When the Moon: Peeta POV snippet
Apologies in advance: this is still at a very raw free-writing stage and it ultimately may or may not be completed. I’ve been thinking about doing a short companion piece to Ch 13 for a couple of crucial spoilery reasons and it sounds like there might be interest, so I toyed with it a little before class today. And esq2u really needs a literary hug today, so I thought this might serve as a start.
The stocking would have been enough – more than enough. Too much, really. I may not know the secrets of Katniss’s precious, wild mind, but I knew instantly that the worn old sock she laid outside my door had belonged to her beloved father, of whom so little remains, and that she chose to give it to me meant more than the costliest gift she could have devised. She could have presented it empty and the significance of the gesture would have broken my heart.
But instead she filled it with treasures; foraged and wildcrafted treasures. Treasures for which she forsook her lunch and searched the frozen woods on New Year’s Eve to gather and prepare. I’ll never forget the sight of her at the chopping block, her small hands hefting the axe to break up a pine branch, nor the fiery blush that flooded her cheeks when I caught her at it. Foolish as it was, I assumed she was making something for me – the New Year’s surprise she blurted of through her blush – but nothing could have prepared me to find my shoe outside my bedroom door, filled with fragrant pieces of pine for my fire.
I would have caught you before you fell, she whispered as she hugged me with all her might. I would have held you so tightly and kissed your curls, and then kissed and kissed and kissed what remained of your poor leg.
I stifle a moan at the memory, terrified to alert the sleeping vixen in my arms. That would have been enough – far too much – from my fierce huntress, but then I took off my prosthesis and –
This time the moan breaks free but Katniss doesn’t stir, even though her face rests against my throat.
One strong, impossibly soft little hand curling around the stump of my leg... She was so determined to touch; an errant kit who immediately repeats its pursuit every time its mother pulls it back. I didn’t want her to see, let alone touch, that part of me but that stubborn small hand refused to stay back. Those slender fingers, like persistent little paws, climbed down my thigh and burrowed beneath my clothing to find – and claim – what remained of my lower leg.
No, I did want her to touch it – someday; a hundred years from now, perhaps, as we lay in our marriage bed. I wanted her to steel herself for the shock; for the horror of an amputated limb, however cleanly healed. For her to decide when she was ready to see and – much later, surely – to touch the stump with a shy finger or two. Someday, perhaps, I dreamt she might even caress it a little; hesitantly, of course, with her brows drawn in something closer to puzzlement or sadness than disgust.
I have never, not even in my wildest, most desperate dreams, dared to imagine what took place last night. Not in any part.
If I didn’t know better I might assume it was the cruelest of jokes, but Katniss, for all her strengths, has no capacity for guile. There’s a beautifully primal purity about it; it’s neither exaggeration nor jest to call her a dove or a doe, a gosling or even a vixen. Her emotions blaze from her silver eyes and her body moves instantly and instinctively to act on them. When she’s hungry, however patient or polite she might try to be, her focus is on food until her belly is full. When she’s tired, she droops onto whatever – or whoever – is nearby.

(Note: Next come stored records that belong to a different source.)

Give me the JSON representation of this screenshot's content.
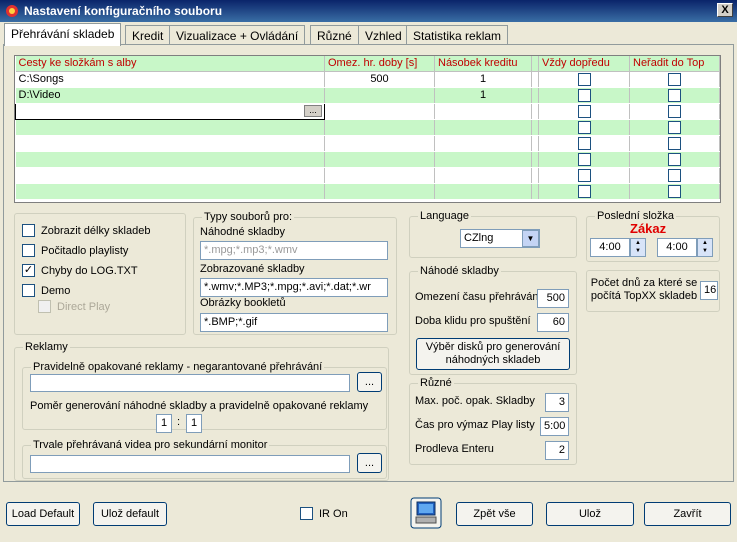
{
  "window": {
    "title": "Nastavení konfiguračního souboru",
    "close": "X"
  },
  "tabs": [
    {
      "label": "Přehrávání skladeb"
    },
    {
      "label": "Kredit"
    },
    {
      "label": "Vizualizace + Ovládání"
    },
    {
      "label": "Různé"
    },
    {
      "label": "Vzhled"
    },
    {
      "label": "Statistika reklam"
    }
  ],
  "grid": {
    "headers": [
      "Cesty ke složkám s alby",
      "Omez. hr. doby [s]",
      "Násobek kreditu",
      "",
      "Vždy dopředu",
      "Neřadit do Top"
    ],
    "rows": [
      {
        "path": "C:\\Songs",
        "limit": "500",
        "mult": "1"
      },
      {
        "path": "D:\\Video",
        "limit": "",
        "mult": "1"
      }
    ],
    "browse": "..."
  },
  "options": {
    "show_lengths": "Zobrazit délky skladeb",
    "playlist_counter": "Počitadlo playlisty",
    "errors_log": "Chyby do LOG.TXT",
    "demo": "Demo",
    "direct_play": "Direct Play"
  },
  "filetypes": {
    "title": "Typy souborů pro:",
    "random_label": "Náhodné skladby",
    "random_value": "*.mpg;*.mp3;*.wmv",
    "shown_label": "Zobrazované skladby",
    "shown_value": "*.wmv;*.MP3;*.mpg;*.avi;*.dat;*.wr",
    "booklet_label": "Obrázky bookletů",
    "booklet_value": "*.BMP;*.gif"
  },
  "language": {
    "title": "Language",
    "value": "CZlng"
  },
  "lastfolder": {
    "title": "Poslední složka",
    "warning": "Zákaz",
    "from": "4:00",
    "to": "4:00"
  },
  "days": {
    "label": "Počet dnů za které se počítá TopXX skladeb",
    "value": "16"
  },
  "random": {
    "title": "Náhodé skladby",
    "limit_label": "Omezení času přehrávání",
    "limit_value": "500",
    "idle_label": "Doba klidu pro spuštění",
    "idle_value": "60",
    "disk_button": "Výběr disků pro generování náhodných skladeb"
  },
  "misc": {
    "title": "Různé",
    "max_label": "Max. poč. opak. Skladby",
    "max_value": "3",
    "time_label": "Čas pro výmaz  Play listy",
    "time_value": "5:00",
    "enter_label": "Prodleva Enteru",
    "enter_value": "2"
  },
  "ads": {
    "title": "Reklamy",
    "repeat_title": "Pravidelně opakované reklamy - negarantované přehrávání",
    "ratio_label": "Poměr generování náhodné skladby a pravidelně opakované reklamy",
    "ratio_a": "1",
    "ratio_sep": ":",
    "ratio_b": "1",
    "monitor_title": "Trvale přehrávaná videa pro sekundární monitor",
    "browse": "..."
  },
  "footer": {
    "load_default": "Load Default",
    "save_default": "Ulož default",
    "ir_on": "IR On",
    "back_all": "Zpět vše",
    "save": "Ulož",
    "close": "Zavřít"
  }
}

Hunger and exhaustion are easy to identify and her reactions accordingly easy to understand. Even tackling me in the snow yesterday and shielding me with her body makes sense, after a fashion: we’ve been out here long enough for her to develop concern for me, I suppose, and Pollux and Lavinia had taken the upper hand in our snowball fight. I was in no danger whatsoever, but it probably didn’t look that way to a fierce wild girl who saw her companion outnumbered and under “attack.”

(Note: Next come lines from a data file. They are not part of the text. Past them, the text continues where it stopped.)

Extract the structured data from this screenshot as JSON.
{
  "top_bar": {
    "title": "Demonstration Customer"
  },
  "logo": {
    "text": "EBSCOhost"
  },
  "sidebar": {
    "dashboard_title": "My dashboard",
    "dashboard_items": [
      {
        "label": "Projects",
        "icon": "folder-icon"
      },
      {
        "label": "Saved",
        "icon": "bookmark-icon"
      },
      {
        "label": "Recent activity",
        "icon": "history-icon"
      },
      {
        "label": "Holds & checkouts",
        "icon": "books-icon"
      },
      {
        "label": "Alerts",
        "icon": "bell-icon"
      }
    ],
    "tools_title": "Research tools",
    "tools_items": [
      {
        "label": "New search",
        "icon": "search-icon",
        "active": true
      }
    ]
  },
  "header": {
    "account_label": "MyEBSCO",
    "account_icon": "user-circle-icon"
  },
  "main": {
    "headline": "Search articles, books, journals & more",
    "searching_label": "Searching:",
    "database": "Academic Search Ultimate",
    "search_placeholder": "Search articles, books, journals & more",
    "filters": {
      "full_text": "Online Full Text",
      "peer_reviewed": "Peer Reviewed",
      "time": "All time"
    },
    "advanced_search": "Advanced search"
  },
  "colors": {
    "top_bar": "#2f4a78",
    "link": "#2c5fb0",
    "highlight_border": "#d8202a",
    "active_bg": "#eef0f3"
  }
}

But what makes a bird kiss a boy? What makes a fox leave her hunting to sew a garment with her dusky paws, or a gosling to give away a sweetheart ribbon? Why would any wild creature present a gift to anyone other than its young?
What makes the moon, the silver huntress of the heavens, embrace and nuzzle and cling to a human boy? Surely no humble village tradition could compel her to press her starlight mouth against his, even for a moment.
I gaze down at that beloved starlight mouth, its persistent scowl softened by slumber and a month of good food and comfort, and ache to kiss it. To feel her lips against mine, just once more.